"It is a matter of weeks,” states a ministry of interior senior official to Ahram Online regarding the complete overhaul of Egypt’s National Security, who abused their powers during the ousted Mubarak era and were commonly known for interrogations, beatings and torture.
“We have done the initial selection of top generals and we are finalising the selection of officers. There will be training on the new concept and mode of operation. National security will no longer be about the regime, but about the nation," said the official source.
The source describes the new National Security to be "a much smaller service than [the dissolved] State Security."
According to this and other ministry of interior sources the size of the new agency will be roughly fifty per cent of the previous service. This, they say, is due to the expected reduction of surveillance officers operating across the nation who were "monitoring everything and everyone, almost."
The operation of the new service of National Security "will refrain" from digging its nose in the private lives of opposition figures, journalists and civil society activists. The volume of personal surveillance and eavesdropping will also be reduced considerably.
"The objective will be to protect the nation from major criminal attacks, be they political or financial," said another ministry of interior source.
He added that while Islamists in the general sense of the word should not be subject to surveillance by the new National Security Service "potential cooperatives of major extremist groups, like Al-Qaeda, will certainly be watched."
As for government security, sources agree it will be approached from an entirely different perspective than that of the past. This new approach would require National Security Service to alert of possible assassination attempts against top state figures as possible crimes rather than to pursue and persecute opposition figures as potential political hazards. The job is then about protecting lives and not reinforcing the regime.
Close coordination is expected to be institutionalised between the National Security Service and the Intelligence Service. "This was not exactly the case in the past because they [the heads of the two services] were competing for the favour [of the toppled president]," said an officer of the previous state security who is now being re-trained before joining the new national security service.
Ministry of Interior sources say that the selection of those transferred from State Security to National Security was based on two basic criteria: professional efficiency and clearance from violations of minor or major of human rights under the previous regime.
Most of the officers transferred from State Security to National Security have been "selected by a board" from "the younger officers." Of those "very very few" had serviced on the desks in charge of monitoring the national front.
"Those who were involved in threatening and torture are out. Many of them chose to retire and some were offered an early retirement package," said one the state-now-national security officer.
Meanwhile, the ministry of interior is soliciting expertise from several European countries, especially Germany, to get technical help on the formation of the National Security.

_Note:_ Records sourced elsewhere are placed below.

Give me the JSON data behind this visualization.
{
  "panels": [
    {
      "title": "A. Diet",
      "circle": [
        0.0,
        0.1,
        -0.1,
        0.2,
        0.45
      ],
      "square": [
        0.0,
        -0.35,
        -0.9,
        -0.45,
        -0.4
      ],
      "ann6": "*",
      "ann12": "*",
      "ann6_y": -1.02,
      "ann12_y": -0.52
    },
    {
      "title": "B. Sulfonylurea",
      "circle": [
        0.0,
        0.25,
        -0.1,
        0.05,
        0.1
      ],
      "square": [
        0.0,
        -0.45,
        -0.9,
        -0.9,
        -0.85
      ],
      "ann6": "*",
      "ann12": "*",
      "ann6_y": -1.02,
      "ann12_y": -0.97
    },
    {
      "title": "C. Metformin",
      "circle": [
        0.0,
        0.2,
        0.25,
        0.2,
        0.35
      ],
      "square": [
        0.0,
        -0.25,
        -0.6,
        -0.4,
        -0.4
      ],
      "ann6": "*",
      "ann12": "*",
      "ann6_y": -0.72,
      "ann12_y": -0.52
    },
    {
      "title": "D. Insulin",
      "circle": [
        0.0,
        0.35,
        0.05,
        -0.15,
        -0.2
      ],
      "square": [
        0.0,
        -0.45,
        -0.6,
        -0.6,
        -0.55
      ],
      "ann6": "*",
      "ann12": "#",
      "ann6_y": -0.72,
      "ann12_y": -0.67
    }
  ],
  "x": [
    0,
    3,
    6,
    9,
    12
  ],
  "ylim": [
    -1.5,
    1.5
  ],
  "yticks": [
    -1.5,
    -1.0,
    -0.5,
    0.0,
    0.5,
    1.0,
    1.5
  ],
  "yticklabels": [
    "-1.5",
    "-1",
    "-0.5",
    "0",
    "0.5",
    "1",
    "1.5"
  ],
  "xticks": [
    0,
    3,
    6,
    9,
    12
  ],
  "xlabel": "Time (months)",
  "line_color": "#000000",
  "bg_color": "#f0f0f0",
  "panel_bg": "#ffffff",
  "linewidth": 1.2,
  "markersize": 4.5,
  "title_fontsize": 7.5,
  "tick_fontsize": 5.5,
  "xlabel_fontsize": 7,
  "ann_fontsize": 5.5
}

A key question that is being asked - and is still unanswered - is what to do with the piles of information was collected by the dissolved State Security – often through violations of human rights.
A model that the ministry of interior is contemplating is how Germany handled surveillance and interrogation information after the fall of the Berlin wall (and with it the notorious East Germany Stasi): the files were organized and the concerned individuals were given unlimited access to their own files while police are given limited access, depending on legal orders.
"In Germany, today, citizens of the previous East Germany can go and ask to see their files; often people are surprised by the many details over their lives that were reported to Stasi and they are at times shocked by the fact that their actions were reported by some of the closest people – sometimes spouses, children and parents," said a German source.
This example might not be very compatible with the Egyptian context – as some ministry of interior sources suggest. The overall trend so far in Egypt is to protect the privacy of individuals who were subject to unwarranted tampering.
Another key question is whether or not the new service will operate on the basis of the same set of rules and regulations that governed the operation of the dissolved service. Some of these rules, ministry of interior sources say, will be completely thrown out, while others will be re-written and some will be kept.
Essentially, the same sources add, the right of National Security to exercise eavesdropping, recording of phone calls and private encounters will be reduced to a minimum and will be made conditional to the approval and surveillance of the prosecution.
Meanwhile, it is not clear whether National Security will keep the same notorious State Security headquarter building in Nasr City in northeast Cairo, which was partially burned and looted. The objective for the ministry of interior is to build a new service with a new image.